Żałujecie czegoś? Jasne, każdy czegoś żałuje. Ale są różne rodzaje żalu. Żal, że nie kupiłam tej torebki na wyprzedaży, który ulatnia się z dnia na dzień. Żal, że nie zagadałam do tego chłopaka na imprezie, o którym zapominamy po kilku tygodniach. I żal o rzeczy, które zmieniły nasze życie już na zawsze, który oczywiście udaje się stłumić, zepchnąć na pewien czas na dno świadomości, ale nigdy do końca się go nie wyzbędziemy i będzie nam towarzyszył po kres naszych dni. Z takim właśnie rodzajem żalu mają do czynienia bohaterowie tej książki. Książki, która już przy prologu pokazuje nam, że to nie będzie kolejna łatwa, przyjemna i słodka historia. Jednocześnie, sam wstęp sprawia, że jesteśmy już kompletnie zaangażowani w opowieść. Jednak w gruncie rzeczy i tak nie przygotowuje to nas na bombę emocjonalną jaką dostajemy podczas lektury. Fabuła zadziwia, to jak Autorka utkała cały ciąg wydarzeń jest mistrzostwem. Od początku do końca tajemnice i niewyjaśnione sprawy z przeszłości trzymają nasze emocje w garści. "Pisane z żalem" to wyjątkowa książka, po którą naprawdę warto sięgnąć, choć, jak wskazuje sam tytuł, jest pełna żalu o wiele spraw, których udźwignięcia musieli się podjąć bohaterowie.
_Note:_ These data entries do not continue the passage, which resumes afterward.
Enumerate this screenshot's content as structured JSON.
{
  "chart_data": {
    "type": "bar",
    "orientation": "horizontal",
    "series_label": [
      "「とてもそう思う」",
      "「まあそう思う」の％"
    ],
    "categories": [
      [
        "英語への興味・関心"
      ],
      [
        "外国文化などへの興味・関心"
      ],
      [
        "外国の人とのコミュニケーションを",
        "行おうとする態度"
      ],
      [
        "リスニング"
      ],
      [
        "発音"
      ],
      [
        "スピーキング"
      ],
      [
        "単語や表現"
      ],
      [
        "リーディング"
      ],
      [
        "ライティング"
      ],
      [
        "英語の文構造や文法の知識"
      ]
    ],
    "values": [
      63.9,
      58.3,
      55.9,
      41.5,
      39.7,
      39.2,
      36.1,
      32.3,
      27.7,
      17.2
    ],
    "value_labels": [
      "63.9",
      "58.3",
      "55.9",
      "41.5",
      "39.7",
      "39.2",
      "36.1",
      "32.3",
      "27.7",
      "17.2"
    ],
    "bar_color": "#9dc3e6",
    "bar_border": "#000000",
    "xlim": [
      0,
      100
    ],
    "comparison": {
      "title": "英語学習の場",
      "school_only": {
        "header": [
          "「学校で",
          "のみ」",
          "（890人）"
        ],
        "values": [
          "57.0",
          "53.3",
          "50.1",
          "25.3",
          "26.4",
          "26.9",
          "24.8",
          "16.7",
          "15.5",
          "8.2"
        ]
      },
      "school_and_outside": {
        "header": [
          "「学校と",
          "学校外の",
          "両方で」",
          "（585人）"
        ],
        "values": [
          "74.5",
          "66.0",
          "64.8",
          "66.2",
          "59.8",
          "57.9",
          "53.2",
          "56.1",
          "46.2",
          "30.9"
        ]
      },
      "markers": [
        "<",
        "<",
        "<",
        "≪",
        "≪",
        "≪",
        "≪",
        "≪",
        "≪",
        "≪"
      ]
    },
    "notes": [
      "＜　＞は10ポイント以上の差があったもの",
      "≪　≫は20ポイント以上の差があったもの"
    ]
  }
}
Postać Cavena jest niesamowita. Patrząc na jego zachowanie, troskę, opiekuńczość, dobroć, autentycznie zazdrościłam osobom w jego życiu, że mają przy sobie kogoś takiego jak on. Choć od wielu lat niesie na barkach ogromny ciężar, choć nie do końca jest w stanie pozbyć się wyrzutów sumienia (bezpodstawnych, ale żadna terapia ani nikt bliski nie jest w stanie go do tego przekonać), to na pierwszy rzut oka ten facet jest marzeniem. Ma wszystko- piękny dom, świetny samochód, mnóstwo pieniędzy, jest otoczony przez ludzi, którzy go kochają. A jednak nie wszystko jest takie, jakim się wydaje na pierwszy rzut oka. Blizny, które nosi to nie tylko te, które można odnaleźć na jego ciele. Dużo gorsze bowiem są te, które nosi w sercu i na duszy. I podobne blizny nosi Hayden. Choć poróżniło ich tak wiele, to tak samo wiele spraw ich łączy z Cavenem. Ale czy tylko ich wspólne demony stanowią źródło przyciągania? A może to ta niewidzialna więź, która połączyła ich, wbrew wszystkiemu, w najtragiczniejszym dniu, który zmienił ich dziecięce, naiwne życia na zawsze? Oboje nie mają łatwej przeszłości, walczą zaciekle o teraźniejszość, ale czy mają szanse na przyszłość?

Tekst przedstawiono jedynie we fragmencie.